README.md

# Ergo
Elixir Parser Combinators
Author: Matt Mower <matt@theartofnavigation.co.uk>
Version: 0.3.3

## Getting Help

If you decide to use Ergo and you want help please come find me in the [Elixir Discord](https://discord.gg/elixir) (where I am __sandbags__). Regardless, I would love to hear from you about problems and or suggestions for improvement.

# What is Ergo?

Ergo is an Elixir language parser combinator library. The name 'ergo' means 'therefore' means 'for that reason' which seemed appropriate for a parser.

There are already at least two mature parser combinator libraries for Elixir: [NimbleParsec](https://github.com/dashbitco/nimble_parsec) and [ExSpirit](https://github.com/OvermindDL1/ex_spirit) so why write another one?

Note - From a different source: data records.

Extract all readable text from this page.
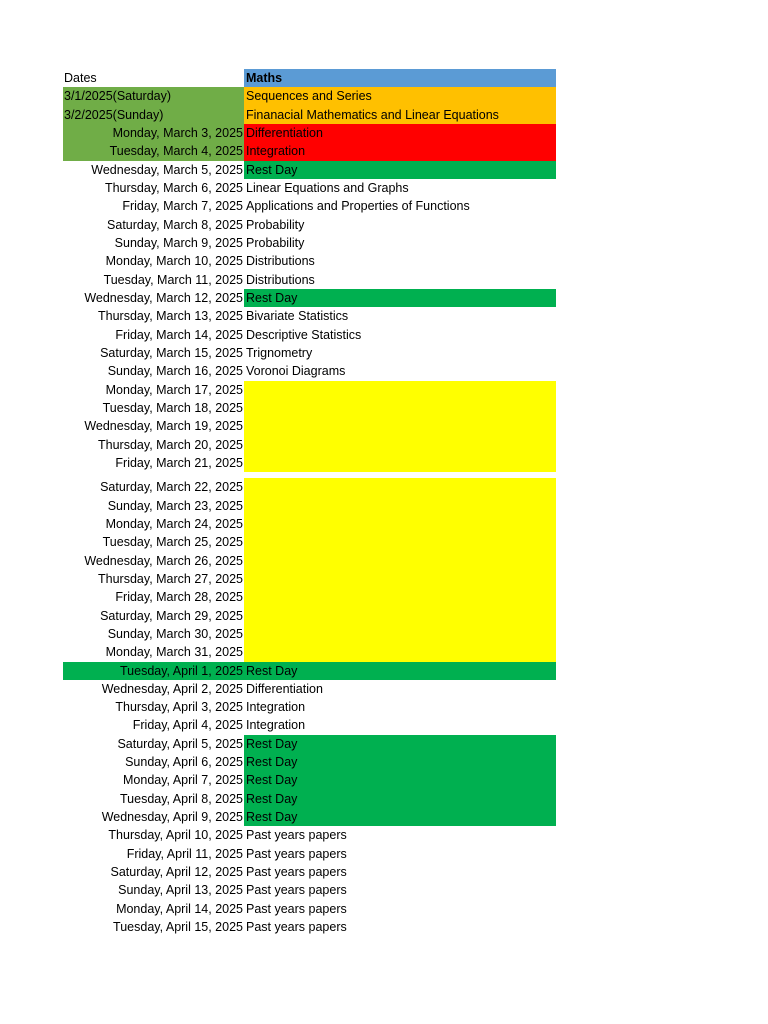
Dates	Maths
3/1/2025(Saturday)	Sequences and Series
3/2/2025(Sunday)	Finanacial Mathematics and Linear Equations
Monday, March 3, 2025 Differentiation
Tuesday, March 4, 2025 Integration
Wednesday, March 5, 2025 Rest Day
Thursday, March 6, 2025 Linear Equations and Graphs
Friday, March 7, 2025 Applications and Properties of Functions
Saturday, March 8, 2025 Probability
Sunday, March 9, 2025 Probability
Monday, March 10, 2025 Distributions
Tuesday, March 11, 2025 Distributions
Wednesday, March 12, 2025 Rest Day
Thursday, March 13, 2025 Bivariate Statistics
Friday, March 14, 2025 Descriptive Statistics
Saturday, March 15, 2025 Trignometry
Sunday, March 16, 2025 Voronoi Diagrams
Monday, March 17, 2025
Tuesday, March 18, 2025
Wednesday, March 19, 2025
Thursday, March 20, 2025
Friday, March 21, 2025
Saturday, March 22, 2025
Sunday, March 23, 2025
Monday, March 24, 2025
Tuesday, March 25, 2025
Wednesday, March 26, 2025
Thursday, March 27, 2025
Friday, March 28, 2025
Saturday, March 29, 2025
Sunday, March 30, 2025
Monday, March 31, 2025
Tuesday, April 1, 2025 Rest Day
Wednesday, April 2, 2025 Differentiation
Thursday, April 3, 2025 Integration
Friday, April 4, 2025 Integration
Saturday, April 5, 2025 Rest Day
Sunday, April 6, 2025 Rest Day
Monday, April 7, 2025 Rest Day
Tuesday, April 8, 2025 Rest Day
Wednesday, April 9, 2025 Rest Day
Thursday, April 10, 2025 Past years papers
Friday, April 11, 2025 Past years papers
Saturday, April 12, 2025 Past years papers
Sunday, April 13, 2025 Past years papers
Monday, April 14, 2025 Past years papers
Tuesday, April 15, 2025 Past years papers
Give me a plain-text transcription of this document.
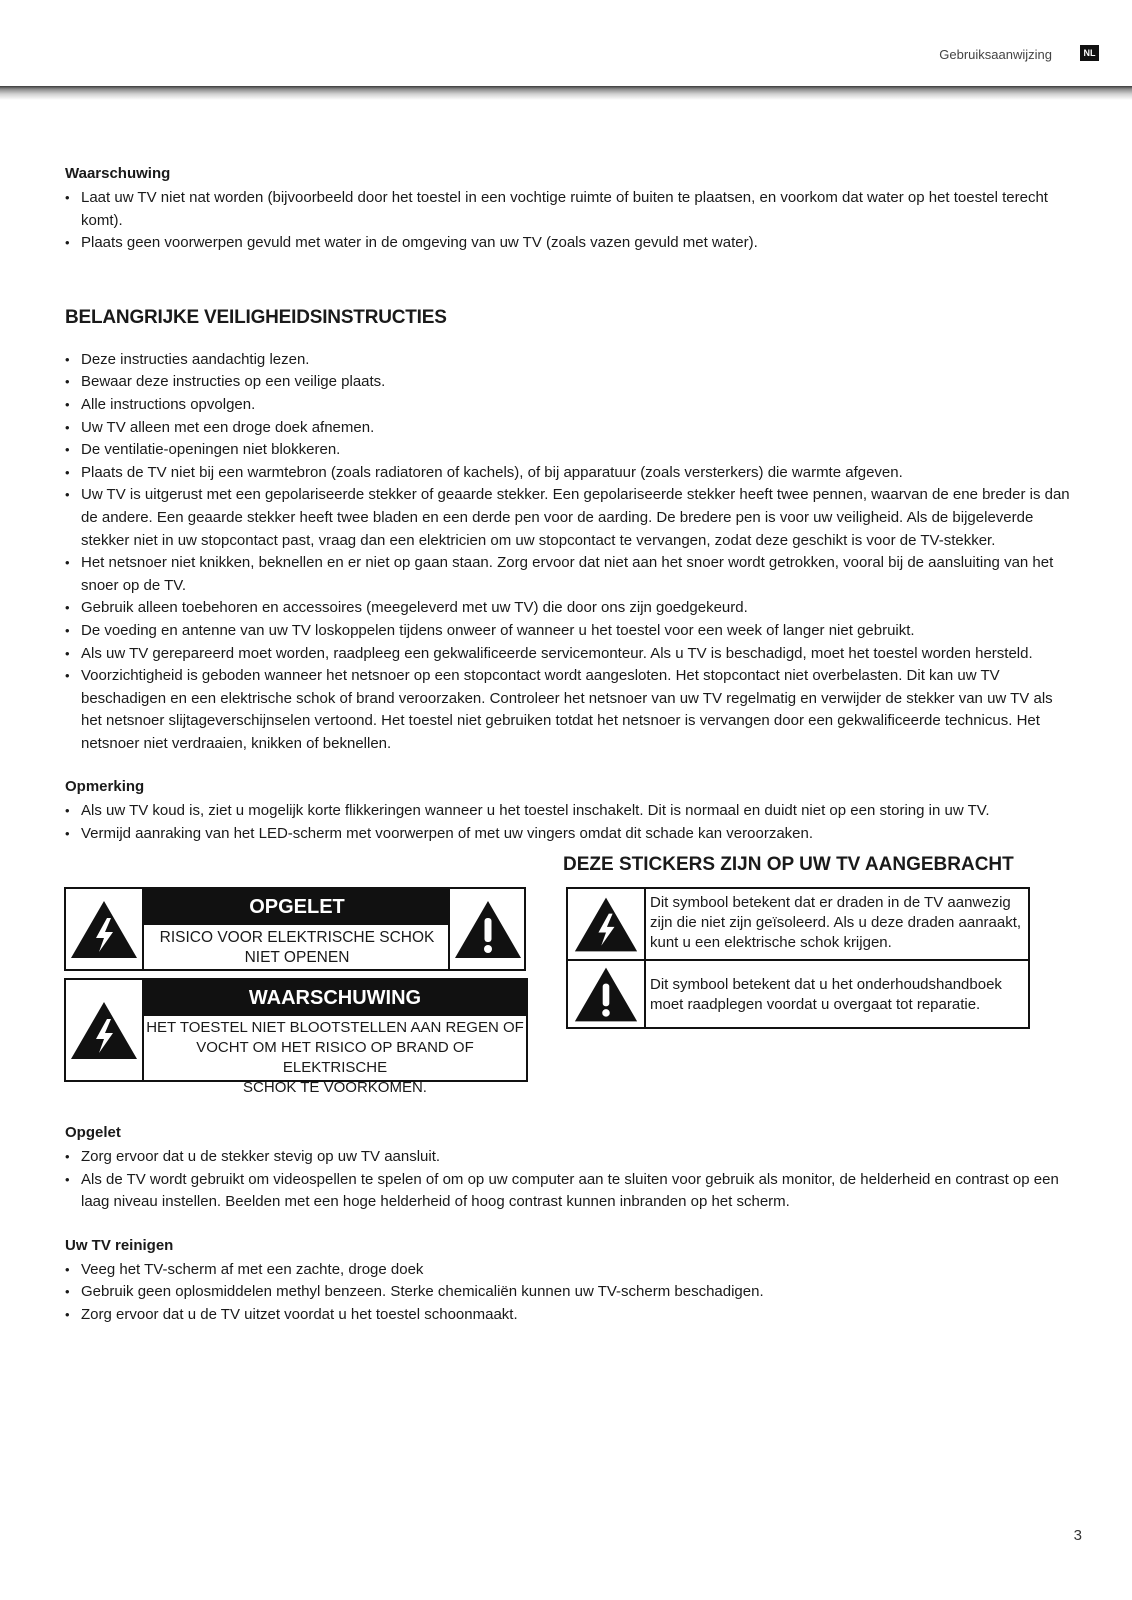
Gebruiksaanwijzing	NL
Waarschuwing
• Laat uw TV niet nat worden (bijvoorbeeld door het toestel in een vochtige ruimte of buiten te plaatsen, en voorkom dat water op het toestel terecht komt).
• Plaats geen voorwerpen gevuld met water in de omgeving van uw TV (zoals vazen gevuld met water).
BELANGRIJKE VEILIGHEIDSINSTRUCTIES
• Deze instructies aandachtig lezen.
• Bewaar deze instructies op een veilige plaats.
• Alle instructions opvolgen.
• Uw TV alleen met een droge doek afnemen.
• De ventilatie-openingen niet blokkeren.
• Plaats de TV niet bij een warmtebron (zoals radiatoren of kachels), of bij apparatuur (zoals versterkers) die warmte afgeven.
• Uw TV is uitgerust met een gepolariseerde stekker of geaarde stekker. Een gepolariseerde stekker heeft twee pennen, waarvan de ene breder is dan de andere. Een geaarde stekker heeft twee bladen en een derde pen voor de aarding. De bredere pen is voor uw veiligheid. Als de bijgeleverde stekker niet in uw stopcontact past, vraag dan een elektricien om uw stopcontact te vervangen, zodat deze geschikt is voor de TV-stekker.
• Het netsnoer niet knikken, beknellen en er niet op gaan staan. Zorg ervoor dat niet aan het snoer wordt getrokken, vooral bij de aansluiting van het snoer op de TV.
• Gebruik alleen toebehoren en accessoires (meegeleverd met uw TV) die door ons zijn goedgekeurd.
• De voeding en antenne van uw TV loskoppelen tijdens onweer of wanneer u het toestel voor een week of langer niet gebruikt.
• Als uw TV gerepareerd moet worden, raadpleeg een gekwalificeerde servicemonteur. Als u TV is beschadigd, moet het toestel worden hersteld.
• Voorzichtigheid is geboden wanneer het netsnoer op een stopcontact wordt aangesloten. Het stopcontact niet overbelasten. Dit kan uw TV beschadigen en een elektrische schok of brand veroorzaken. Controleer het netsnoer van uw TV regelmatig en verwijder de stekker van uw TV als het netsnoer slijtageverschijnselen vertoond. Het toestel niet gebruiken totdat het netsnoer is vervangen door een gekwalificeerde technicus. Het netsnoer niet verdraaien, knikken of beknellen.
Opmerking
• Als uw TV koud is, ziet u mogelijk korte flikkeringen wanneer u het toestel inschakelt. Dit is normaal en duidt niet op een storing in uw TV.
• Vermijd aanraking van het LED-scherm met voorwerpen of met uw vingers omdat dit schade kan veroorzaken.
OPGELET
RISICO VOOR ELEKTRISCHE SCHOK
NIET OPENEN
WAARSCHUWING
HET TOESTEL NIET BLOOTSTELLEN AAN REGEN OF
VOCHT OM HET RISICO OP BRAND OF ELEKTRISCHE
SCHOK TE VOORKOMEN.
DEZE STICKERS ZIJN OP UW TV AANGEBRACHT
Dit symbool betekent dat er draden in de TV aanwezig zijn die niet zijn geïsoleerd. Als u deze draden aanraakt, kunt u een elektrische schok krijgen.
Dit symbool betekent dat u het onderhoudshandboek moet raadplegen voordat u overgaat tot reparatie.
Opgelet
• Zorg ervoor dat u de stekker stevig op uw TV aansluit.
• Als de TV wordt gebruikt om videospellen te spelen of om op uw computer aan te sluiten voor gebruik als monitor, de helderheid en contrast op een laag niveau instellen. Beelden met een hoge helderheid of hoog contrast kunnen inbranden op het scherm.
Uw TV reinigen
• Veeg het TV-scherm af met een zachte, droge doek
• Gebruik geen oplosmiddelen methyl benzeen. Sterke chemicaliën kunnen uw TV-scherm beschadigen.
• Zorg ervoor dat u de TV uitzet voordat u het toestel schoonmaakt.
3
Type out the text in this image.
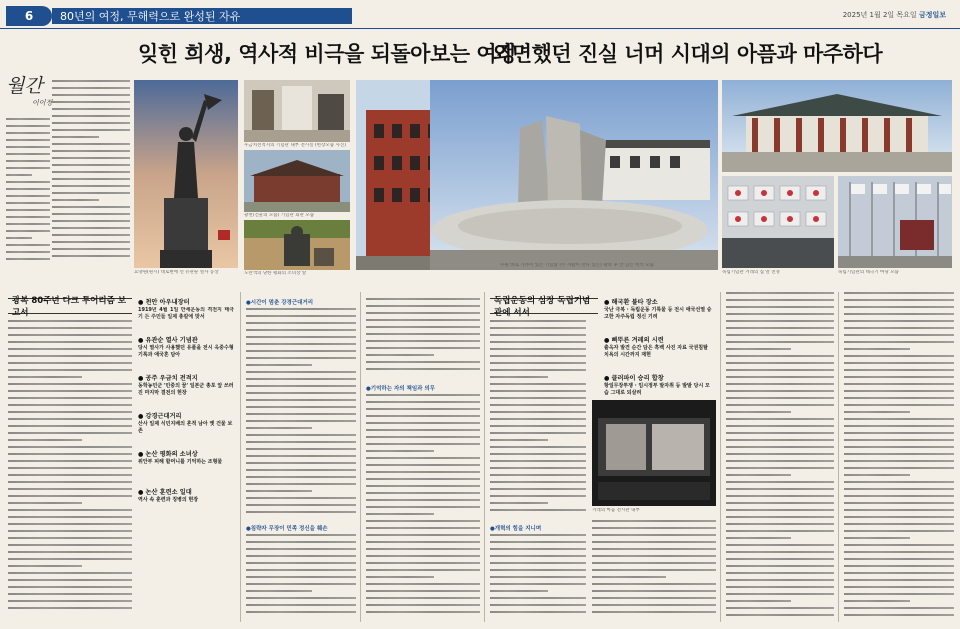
6	80년의 여정, 무해력으로 완성된 자유	2025년 1월 2일 목요일 금정일보
잊힌 희생, 역사적 비극을 되돌아보는 여정
외면했던 진실 너머 시대의 아픔과 마주하다
월간
이이정
요양원(원시) 대로변에 선 유관순 열사 동상
우금치전적지의 기념관 내부 전시실 (현장모습 사진)
광천(건물의 모습) 기념관 외관 모습
노란색의 당한 평화의 소녀상 앞
수원 바로 가까이 있는 기념탑 (두 사람이 만나 있는) 광복 후 안 남은 비석 모습
독립기념관 겨레의 집 앞 전경	독립기념관의 태극기 마당 모습
겨레의 마음 전시관 내부
광복 80주년 다크 투어리즘 보고서
독립운동의 심장 독립기념관에 서서
● 천안 아우내장터
1919년 4월 1일 만세운동의 격전지 태극기 든 주민들 일제 총칼에 맞서
● 유관순 열사 기념관
당시 열사가 사용했던 유품을 전시 옥중수형 기록과 애국혼 담아
● 공주 우금치 전적지
동학농민군 '민중의 꿈' 일본군 총포 앞 쓰러진 마지막 결전의 현장
● 강경근대거리
산사 일제 식민지배의 흔적 남아 옛 건물 보존
● 논산 평화의 소녀상
위안부 피해 할머니를 기억하는 조형물
● 논산 훈련소 일대
역사 속 훈련과 징병의 현장
● 해국환 불타 장소
국난 극복 · 독립운동 기록물 등 전시 애국선열 숭고한 자주독립 정신 기려
● 삐뚜른 겨레의 시련
출옥자 발견 순간 담은 흑백 사진 자료 국권침탈 치욕의 시간까지 재현
● 클러파이 승리 합창
항일무장투쟁 · 임시정부 발자취 등 발발 당시 모습 그대로 되살려
●시간이 멈춘 강경근대거리
●침략자 무장이 민족 정신을 훼손
●기억하는 자의 책임과 의무
●개혁의 힘을 지니며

First I am learning about writing parsers with parser combinators and implementing my own seemed like a good way to learn more. I was especially motivated by Saša Jurić's talk where he [builds up parser combinators from the ground up](https://www.youtube.com/watch?v=xNzoerDljjo). Ergo owes quite a lot to his style.

Second the code of both ExSpirit & NimbleParsec is, given my relatively limited experience of Elixir, a little hard to digest. I wanted to handle errors better than I'd seen in any of their examples (which seemed to ignore this issue) and finding the code hard to understand made it difficult to do that.

So there are some notable differences between Ergo and NP/ExS that perhaps justify its existence:

Firstly, and perhaps most difficult to notice, is that Ergo is implemented in terms of functions only, while ExS/NP both make significant use of macros. My understanding is not sophisticated enough to understand quite what the macros are buying the user but I was able to do without them. But I find the Ergo code relatively easy to read after writing it.

Second Ergo is built with error handling as one of its priorities. Internally, Ergo parsers are not bare functions but `Parser` structs that assist with debugging. This takes the form of logging parser operations and cycle detection. See further down for more information. 

Lastly, ExS/NP make heavy use of the Elixir `|>` operator to combine parsers together, for example:

        act =
            string("Act")
            |> replace(:act)
            |> ignore(whitespace)
            |> concat(id)
            |> ignore(whitespace)
            |> ignore(char(?{))
            |> ignore(whitespace)
            |> optional(attributes)
            |> ignore(whitespace)
            |> concat(scene)
            |> repeat(ignore(whitespace) |> concat(scene))
            |> ignore(whitespace)
            |> ignore(char(?}))
            |> wrap

while in Ergo style you'd write:

        act =
            sequence([
                literal("Act", map: fn _ast -> :act end),
                ignore(whitespace),
                id,
                ignore(whitespace),
                ignore(char(?)),
                ignore(whitespace),
                optional(attribtues),
                ignore(whitespace),
                many(scene),
                ignore(whitespace),
                ignore(char(?}))
            ])

Perhaps unsurprisingly I prefer the Ergo style.

That said, if you have serious parsing intentions you should probably be using one of NimbleParsec or ExSpirit instead of Ergo. Ergo is likely less complete, less reliable, and certainly less performant than either of those more established libraries.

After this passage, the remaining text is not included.